Llalla se sumerge en el mundo de lo espiritual apoyándose en investigadores que han dedicado su vida a investigar estos acontecimientos, para darle luz a las personas que han sufrido una pérdida. Esto con la intención de que se enteren de que hay algo más afuera de la vida terrenal, que puedan afrontar de manera diferente la pérdida y logren sanar el dolor en esta misma vida y de manera más pronta.
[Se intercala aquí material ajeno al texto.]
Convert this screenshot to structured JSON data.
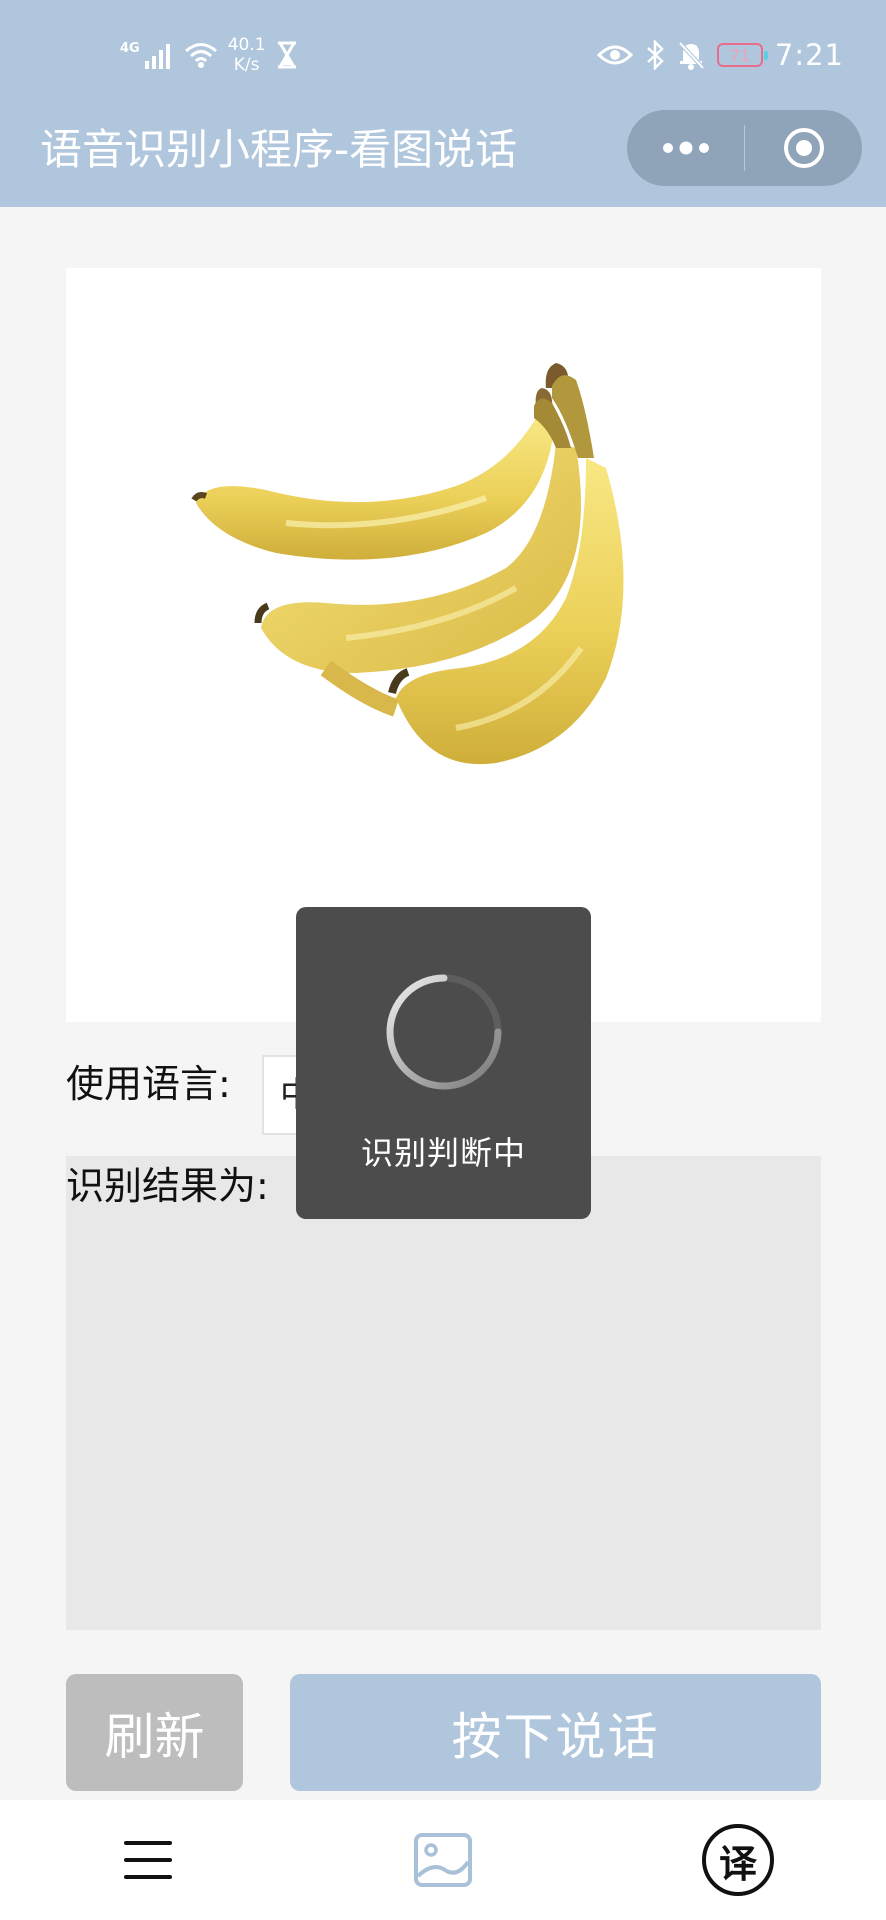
{
  "status_bar": {
    "network": "4G",
    "speed_value": "40.1",
    "speed_unit": "K/s",
    "battery": "71",
    "time": "7:21"
  },
  "header": {
    "title": "语音识别小程序-看图说话"
  },
  "main": {
    "language_label": "使用语言:",
    "language_value": "中",
    "result_label": "识别结果为:",
    "result_text": ""
  },
  "buttons": {
    "refresh_label": "刷新",
    "speak_label": "按下说话"
  },
  "toast": {
    "text": "识别判断中"
  },
  "tabbar": {
    "translate_glyph": "译"
  },
  "colors": {
    "header": "#afc6dc",
    "toast": "#4c4c4c",
    "refresh": "#bdbdbd",
    "speak": "#afc6dc"
  },
  "icons": [
    "signal-icon",
    "wifi-icon",
    "hourglass-icon",
    "eye-icon",
    "bluetooth-icon",
    "bell-off-icon",
    "battery-icon",
    "more-icon",
    "close-target-icon",
    "menu-icon",
    "image-icon",
    "translate-icon",
    "loading-spinner-icon"
  ]
}
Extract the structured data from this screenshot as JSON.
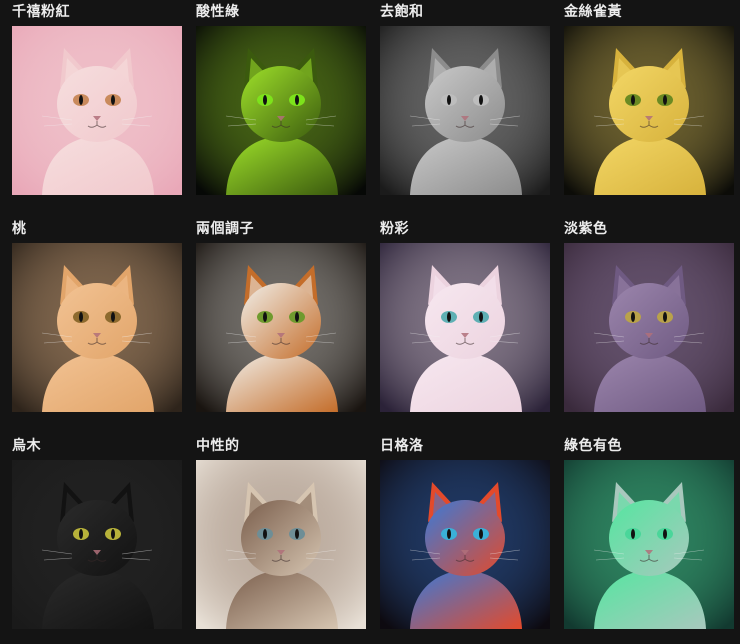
{
  "gallery": {
    "items": [
      {
        "label": "千禧粉紅",
        "bg": "#e9a8b8",
        "fur": "#f1c9cd",
        "eye": "#c98a5c",
        "accent": "#f6dede"
      },
      {
        "label": "酸性綠",
        "bg": "#060806",
        "fur": "#3b5a0e",
        "eye": "#7de31b",
        "accent": "#9fe22a"
      },
      {
        "label": "去飽和",
        "bg": "#1b1b1b",
        "fur": "#8c8c8c",
        "eye": "#bdbdbd",
        "accent": "#c9c9c9"
      },
      {
        "label": "金絲雀黃",
        "bg": "#0c0c08",
        "fur": "#d7b23c",
        "eye": "#6b8a22",
        "accent": "#f3d766"
      },
      {
        "label": "桃",
        "bg": "#2e241b",
        "fur": "#e2a56a",
        "eye": "#8d6a2e",
        "accent": "#f2c394"
      },
      {
        "label": "兩個調子",
        "bg": "#191410",
        "fur": "#c46d2a",
        "eye": "#6f9a2e",
        "accent": "#f1efe9"
      },
      {
        "label": "粉彩",
        "bg": "#2b2238",
        "fur": "#ecd3df",
        "eye": "#5fb0b4",
        "accent": "#f7e8f0"
      },
      {
        "label": "淡紫色",
        "bg": "#3a2a3c",
        "fur": "#6f5a82",
        "eye": "#b9a24a",
        "accent": "#9c86ad"
      },
      {
        "label": "烏木",
        "bg": "#1a1a1a",
        "fur": "#121212",
        "eye": "#b7b23a",
        "accent": "#2b2b2b"
      },
      {
        "label": "中性的",
        "bg": "#e8e0d6",
        "fur": "#d6c5b1",
        "eye": "#6e8e96",
        "accent": "#7a5e4c"
      },
      {
        "label": "日格洛",
        "bg": "#0d0a10",
        "fur": "#e34a2b",
        "eye": "#3bb0d8",
        "accent": "#3a7ad8"
      },
      {
        "label": "綠色有色",
        "bg": "#123a30",
        "fur": "#a8c8bd",
        "eye": "#4ad69a",
        "accent": "#54e6a0"
      }
    ]
  }
}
Para Llalla y su familia, la vida cambió, piden y reciben apoyo de su padre, el gran don Rey, y tal vez de algún otro ser de luz también familiar que sin ellos saberlo está ahí apoyándolos. Pero la certeza de que su padre está, esa es definitivamente real. Un ser extraordinario que en vida logró mucho más que muchos seres humanos que tuvieron todo para hacerlo y no lo hicieron.
El libre albedrío del Rey —un ser de luz— que hizo la diferencia entre él y los demás seres humanos, logrando todo lo que se propuso, incluso aún desde la otra vida en este plano.
Él sigue amando a su familia y su familia lo amará por siempre porque el amor es eterno.
Por lo que encontrarás en el preámbulo las características de quien tiene el don de ver, las vivencias de Llalla con su padre y cómo su duelo dura tres días para empezar a entender que hay algo más en la existencia de las almas. Sus visitas y sus charlas en sueños y presencialmente cuando su hijo le avisa. Encontrarás también experiencias de la familia con don Rey y algunos familiares más. Pero lo más importante, podrás saber que: hay más de lo que ves, en esta vida o después de esta. El amor es eterno, las almas, también.